Saturday, 29 December 2007

Teh Goalpara Hijau


Beberapa waktu yang lalu Vanda, salah satu member milist Pecinta Teh bertanya kepada saya. “Bagaimana pendapat bapak mengenai teh Goalpara hijau? Saya terbiasa minum teh ini".

Sekilas, teh hijau seduh yang dijual dalam kemasan, apakah itu merk Kepala Jenggot, Dua tang maupun Goalpara bukan teh kualitas baik. Campuran daun tua dan batang tetaplah mendominasi. Batang teh tampak terlihat pada potongan berwarna putih di daun teh keringnya. Seduhan teh juga berwarna coklat tua, dan cenderung agak keruh.

Belum lama ini, sewaktu tea tasting di rumah Mbak Haley beberapa waktu yang lalu, kebetulan saya membawa teh hijau Goalpara untuk di tasting. Rasanya, mohon maaf dapat dikatakan horible kalau diminum tanpa gula. Selain rasa sepet, ada rasa pahit dan sedikit getir di lidah. Rasa getir ini juga dirasakan oleh peserta tea tasting lain pada waktu itu. Dugaan saya rasa getir ini dihasilkan oleh batang teh yang tercampur.


Kira-kira hanya itu yang dapat saya katakan mengenai teh hijau Goalpara. Kalau menurut saya, lebih enak teh wangi melati cap botol. Dengan komposisi daun teh tidak terlalu banyak dan waktu seduh sekitar tiga menit, menghasilkan teh wangi melati bening. Sekalipun masih ada sedikit rasa sepet, tetapi masih bisa saya nikmati tanpa gula.
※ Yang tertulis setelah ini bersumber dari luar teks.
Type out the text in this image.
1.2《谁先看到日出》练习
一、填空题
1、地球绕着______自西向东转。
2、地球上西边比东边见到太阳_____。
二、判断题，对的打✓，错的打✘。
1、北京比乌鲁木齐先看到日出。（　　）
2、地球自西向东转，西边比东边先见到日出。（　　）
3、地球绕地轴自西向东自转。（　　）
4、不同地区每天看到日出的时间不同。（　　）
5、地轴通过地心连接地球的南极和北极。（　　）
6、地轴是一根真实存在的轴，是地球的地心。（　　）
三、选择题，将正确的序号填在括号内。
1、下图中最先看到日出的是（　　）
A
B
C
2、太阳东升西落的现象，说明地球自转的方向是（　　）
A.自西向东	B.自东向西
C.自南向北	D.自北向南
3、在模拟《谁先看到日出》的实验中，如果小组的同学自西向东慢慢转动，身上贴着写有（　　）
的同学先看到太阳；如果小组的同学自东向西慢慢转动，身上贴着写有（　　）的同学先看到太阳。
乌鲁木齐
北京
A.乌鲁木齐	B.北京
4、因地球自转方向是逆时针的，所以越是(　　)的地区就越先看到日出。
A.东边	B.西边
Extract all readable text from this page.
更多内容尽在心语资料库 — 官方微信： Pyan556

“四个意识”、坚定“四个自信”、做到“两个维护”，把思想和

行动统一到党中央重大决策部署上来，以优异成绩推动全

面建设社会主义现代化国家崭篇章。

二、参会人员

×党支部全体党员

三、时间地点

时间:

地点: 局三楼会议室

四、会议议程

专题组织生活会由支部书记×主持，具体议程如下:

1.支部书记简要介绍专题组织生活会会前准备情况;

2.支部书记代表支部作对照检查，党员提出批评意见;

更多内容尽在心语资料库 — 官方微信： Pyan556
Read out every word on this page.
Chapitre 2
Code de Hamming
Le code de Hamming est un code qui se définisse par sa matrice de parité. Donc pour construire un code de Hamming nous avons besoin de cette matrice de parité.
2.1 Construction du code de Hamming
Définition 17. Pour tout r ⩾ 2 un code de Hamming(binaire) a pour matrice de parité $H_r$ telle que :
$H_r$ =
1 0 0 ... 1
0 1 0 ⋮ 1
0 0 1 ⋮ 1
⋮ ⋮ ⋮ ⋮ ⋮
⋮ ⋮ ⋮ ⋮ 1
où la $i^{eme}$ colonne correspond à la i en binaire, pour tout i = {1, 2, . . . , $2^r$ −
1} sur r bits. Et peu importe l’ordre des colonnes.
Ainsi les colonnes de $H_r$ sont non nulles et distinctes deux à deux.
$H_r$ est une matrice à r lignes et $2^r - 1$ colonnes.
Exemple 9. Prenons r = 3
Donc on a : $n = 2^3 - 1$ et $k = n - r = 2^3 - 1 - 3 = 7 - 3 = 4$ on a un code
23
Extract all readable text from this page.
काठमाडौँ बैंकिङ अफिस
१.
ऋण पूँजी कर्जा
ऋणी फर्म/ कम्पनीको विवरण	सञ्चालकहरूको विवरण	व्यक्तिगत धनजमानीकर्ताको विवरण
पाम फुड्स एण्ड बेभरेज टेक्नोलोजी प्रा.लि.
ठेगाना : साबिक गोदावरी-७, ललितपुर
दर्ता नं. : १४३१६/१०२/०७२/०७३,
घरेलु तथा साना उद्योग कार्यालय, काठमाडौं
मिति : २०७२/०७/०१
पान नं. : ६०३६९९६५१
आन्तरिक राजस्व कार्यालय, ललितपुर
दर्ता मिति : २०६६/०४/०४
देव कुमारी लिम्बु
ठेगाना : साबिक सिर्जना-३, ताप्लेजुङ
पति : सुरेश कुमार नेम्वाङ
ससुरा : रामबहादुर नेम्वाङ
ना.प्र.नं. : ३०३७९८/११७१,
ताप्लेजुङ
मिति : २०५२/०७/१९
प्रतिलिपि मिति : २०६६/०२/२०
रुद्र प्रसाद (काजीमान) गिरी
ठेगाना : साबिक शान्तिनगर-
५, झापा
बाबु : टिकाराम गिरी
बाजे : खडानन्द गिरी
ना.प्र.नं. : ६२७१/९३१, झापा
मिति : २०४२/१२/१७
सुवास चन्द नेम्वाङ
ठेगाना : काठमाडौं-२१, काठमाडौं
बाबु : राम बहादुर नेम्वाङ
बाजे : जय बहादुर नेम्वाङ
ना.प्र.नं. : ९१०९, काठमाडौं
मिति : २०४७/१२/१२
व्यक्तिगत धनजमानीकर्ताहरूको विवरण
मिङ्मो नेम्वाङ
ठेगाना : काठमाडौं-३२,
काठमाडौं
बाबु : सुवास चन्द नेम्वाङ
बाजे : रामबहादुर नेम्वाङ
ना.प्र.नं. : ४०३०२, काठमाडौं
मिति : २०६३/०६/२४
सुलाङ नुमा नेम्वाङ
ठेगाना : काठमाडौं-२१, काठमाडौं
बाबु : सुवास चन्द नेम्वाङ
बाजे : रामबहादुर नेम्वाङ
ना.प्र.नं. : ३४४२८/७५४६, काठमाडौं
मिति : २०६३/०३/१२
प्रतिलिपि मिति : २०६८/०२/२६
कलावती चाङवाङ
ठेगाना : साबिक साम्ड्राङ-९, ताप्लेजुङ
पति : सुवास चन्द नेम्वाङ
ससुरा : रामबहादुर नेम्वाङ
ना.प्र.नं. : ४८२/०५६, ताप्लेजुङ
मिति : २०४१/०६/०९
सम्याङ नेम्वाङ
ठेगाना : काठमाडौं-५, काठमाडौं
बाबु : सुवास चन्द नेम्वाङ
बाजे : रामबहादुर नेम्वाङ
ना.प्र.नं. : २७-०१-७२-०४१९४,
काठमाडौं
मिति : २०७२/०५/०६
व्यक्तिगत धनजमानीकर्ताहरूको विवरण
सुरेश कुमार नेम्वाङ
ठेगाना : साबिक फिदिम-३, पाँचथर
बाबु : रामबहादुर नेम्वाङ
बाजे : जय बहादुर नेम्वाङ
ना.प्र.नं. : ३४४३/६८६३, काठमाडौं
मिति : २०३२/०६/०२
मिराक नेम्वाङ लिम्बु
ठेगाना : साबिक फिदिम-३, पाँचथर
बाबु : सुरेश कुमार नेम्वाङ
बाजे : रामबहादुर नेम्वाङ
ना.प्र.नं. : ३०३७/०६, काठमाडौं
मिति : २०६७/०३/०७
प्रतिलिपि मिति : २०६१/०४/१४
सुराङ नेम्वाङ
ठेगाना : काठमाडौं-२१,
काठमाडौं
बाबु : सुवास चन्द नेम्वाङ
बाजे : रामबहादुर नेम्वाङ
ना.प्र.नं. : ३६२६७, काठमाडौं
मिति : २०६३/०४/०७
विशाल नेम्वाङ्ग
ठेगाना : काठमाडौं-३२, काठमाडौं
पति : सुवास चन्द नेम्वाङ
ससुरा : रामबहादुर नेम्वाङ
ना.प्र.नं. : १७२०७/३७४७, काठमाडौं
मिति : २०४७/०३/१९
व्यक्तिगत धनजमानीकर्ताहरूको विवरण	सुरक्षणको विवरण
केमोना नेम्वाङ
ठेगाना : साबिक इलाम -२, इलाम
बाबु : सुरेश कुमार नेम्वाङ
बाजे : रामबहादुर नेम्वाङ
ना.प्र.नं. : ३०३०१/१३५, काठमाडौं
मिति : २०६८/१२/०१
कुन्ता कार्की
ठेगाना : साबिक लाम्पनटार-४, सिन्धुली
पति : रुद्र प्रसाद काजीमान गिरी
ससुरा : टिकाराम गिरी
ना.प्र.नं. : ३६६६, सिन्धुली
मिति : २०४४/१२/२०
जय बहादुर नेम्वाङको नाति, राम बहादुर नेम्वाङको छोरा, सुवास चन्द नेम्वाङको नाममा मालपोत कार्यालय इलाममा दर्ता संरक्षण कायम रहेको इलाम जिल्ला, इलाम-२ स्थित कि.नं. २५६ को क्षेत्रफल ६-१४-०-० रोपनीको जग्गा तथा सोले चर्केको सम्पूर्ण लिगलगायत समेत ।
Yang jelas, sama-sama teh hijau, udah gitu kandungan katekinnya juga lumayan tinggi (sekitar 9%).

Saturday, 8 December 2007

Katekin dan kualitas teh Indonesia

Beberapa waktu yang lalu, saya mendapat forward email dari pak Gatot Purwoko, sobat saya di milist jalansutra yang telah mengencourage saya untuk terus belajar soal teh. Isi email yang diforward kepada saya adalah tentang tulisan yang menyatakan bahwa teh Indonesia lebih menyehatkan dengan alasan kandungan katekin teh Indonesia jauh lebih besar dibandingkan dengan teh China, Jepang dan Srilangka. "Saya tunggu koment dari mas Bambang mengenai tulisan ini", begitu kalimat pak Gatot di akhir emailnya.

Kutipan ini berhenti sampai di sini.